CIS exposure to African Bank not big enough to warrant panic

11 August 2014 Leon Campher, ASISA
Leon Campher, CEO of ASISA.

Leon Campher, CEO of ASISA.

The Association for Savings and Investment South Africa (ASISA) has assured collective investment scheme (CIS) investors that there is no need to panic about the woes currently facing African Bank.

Leon Campher, CEO of ASISA, says the exposure of local equity and fixed interest portfolios to African Bank stock and debt instruments is minimal.

“Since equity portfolios are priced daily, the unit price you see today has already factored in the decline in the value of the African Bank share price,” says Campher. “Therefore there is no point in selling your units now in reaction to the developments at African Bank.”

He says in the case of the 15 money market portfolios that hold African Bank debt instruments, the total exposure to African Bank is only 1.9% of assets under management within these portfolios. According to Campher the exposure to African Bank in all other fixed interest and multi asset portfolios is also not material.

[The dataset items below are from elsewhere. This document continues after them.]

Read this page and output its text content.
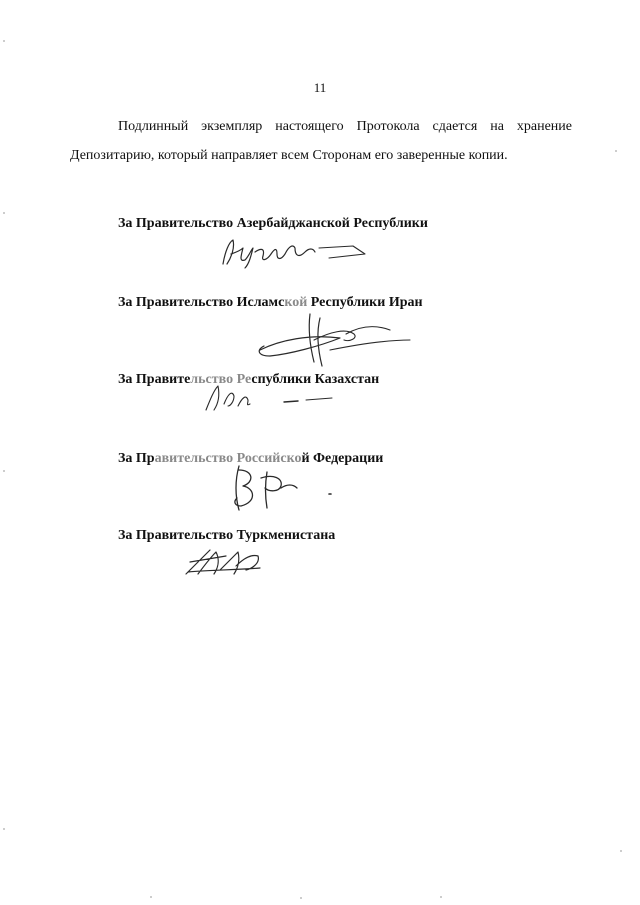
11
Подлинный экземпляр настоящего Протокола сдается на хранение Депозитарию, который направляет всем Сторонам его заверенные копии.
За Правительство Азербайджанской Республики
За Правительство Исламской Республики Иран
За Правительство Республики Казахстан
За Правительство Российской Федерации
За Правительство Туркменистана
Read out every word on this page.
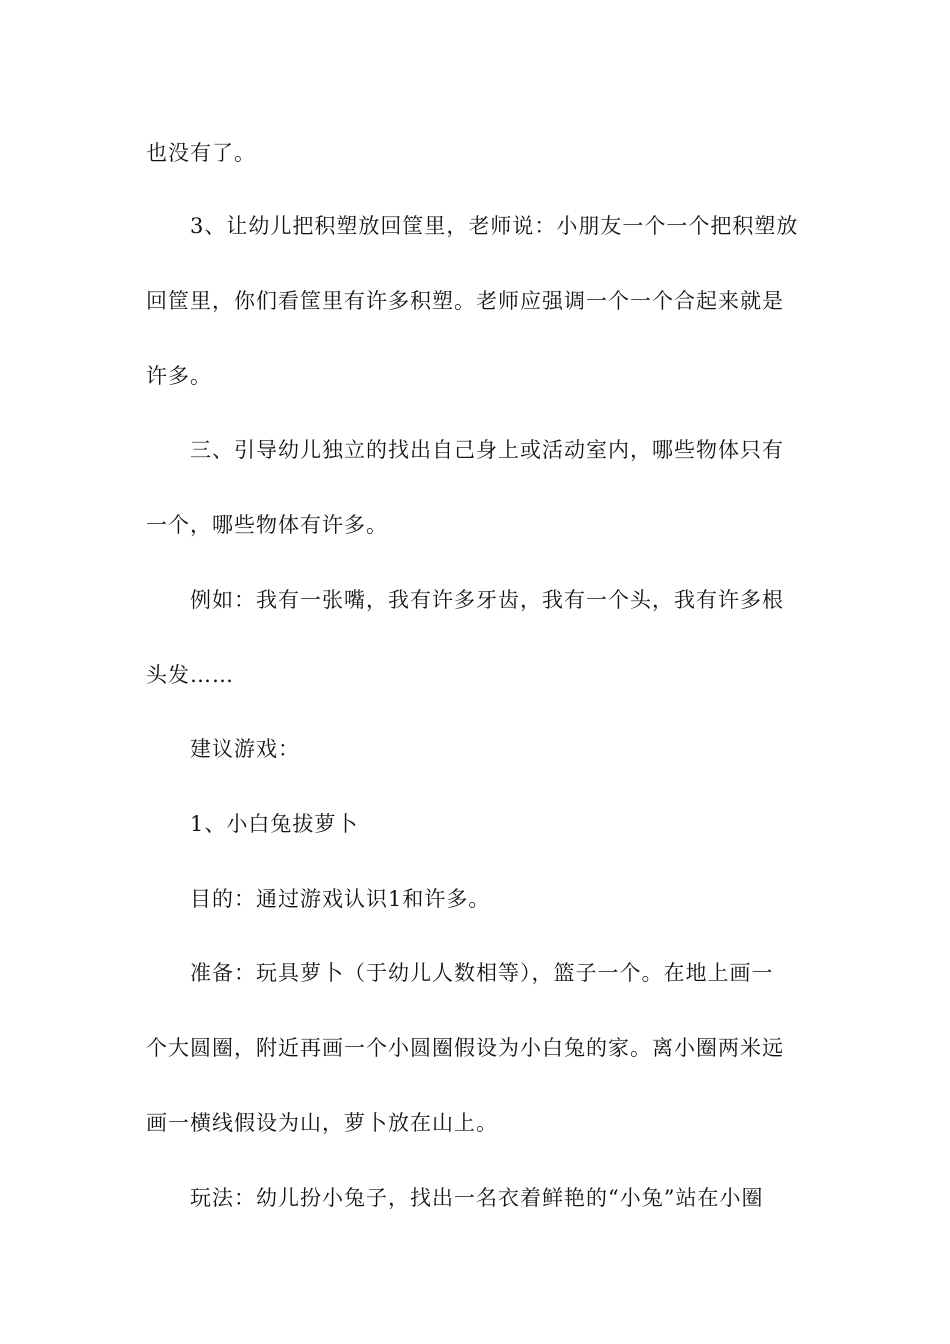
也没有了。
3、让幼儿把积塑放回筐里，老师说：小朋友一个一个把积塑放
回筐里，你们看筐里有许多积塑。老师应强调一个一个合起来就是
许多。
三、引导幼儿独立的找出自己身上或活动室内，哪些物体只有
一个，哪些物体有许多。
例如：我有一张嘴，我有许多牙齿，我有一个头，我有许多根
头发……
建议游戏：
1、小白兔拔萝卜
目的：通过游戏认识1和许多。
准备：玩具萝卜（于幼儿人数相等），篮子一个。在地上画一
个大圆圈，附近再画一个小圆圈假设为小白兔的家。离小圈两米远
画一横线假设为山，萝卜放在山上。
玩法：幼儿扮小兔子，找出一名衣着鲜艳的“小兔”站在小圈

Campher points out that in terms of the support measures announced by the South African Reserve Bank (SARB) yesterday, African Bank senior debt instruments and wholesale deposits retain 90% of face value.

“Despite the 10% reduction in value, the exposure to African Bank debt instruments is not high enough to cause meaningful losses in the context of the portfolios that hold these instruments.”

Campher says fixed interest investors should therefore avoid knee-jerk reactions and remember that they invested for a high yield return, which will not be materially affected by the challenges facing African Bank.

He says ASISA is pro-actively engaging with its members, the Financial Services Board (FSB) and SARB on developments at African Bank, which was placed under curatorship on Sunday 10 August 2014.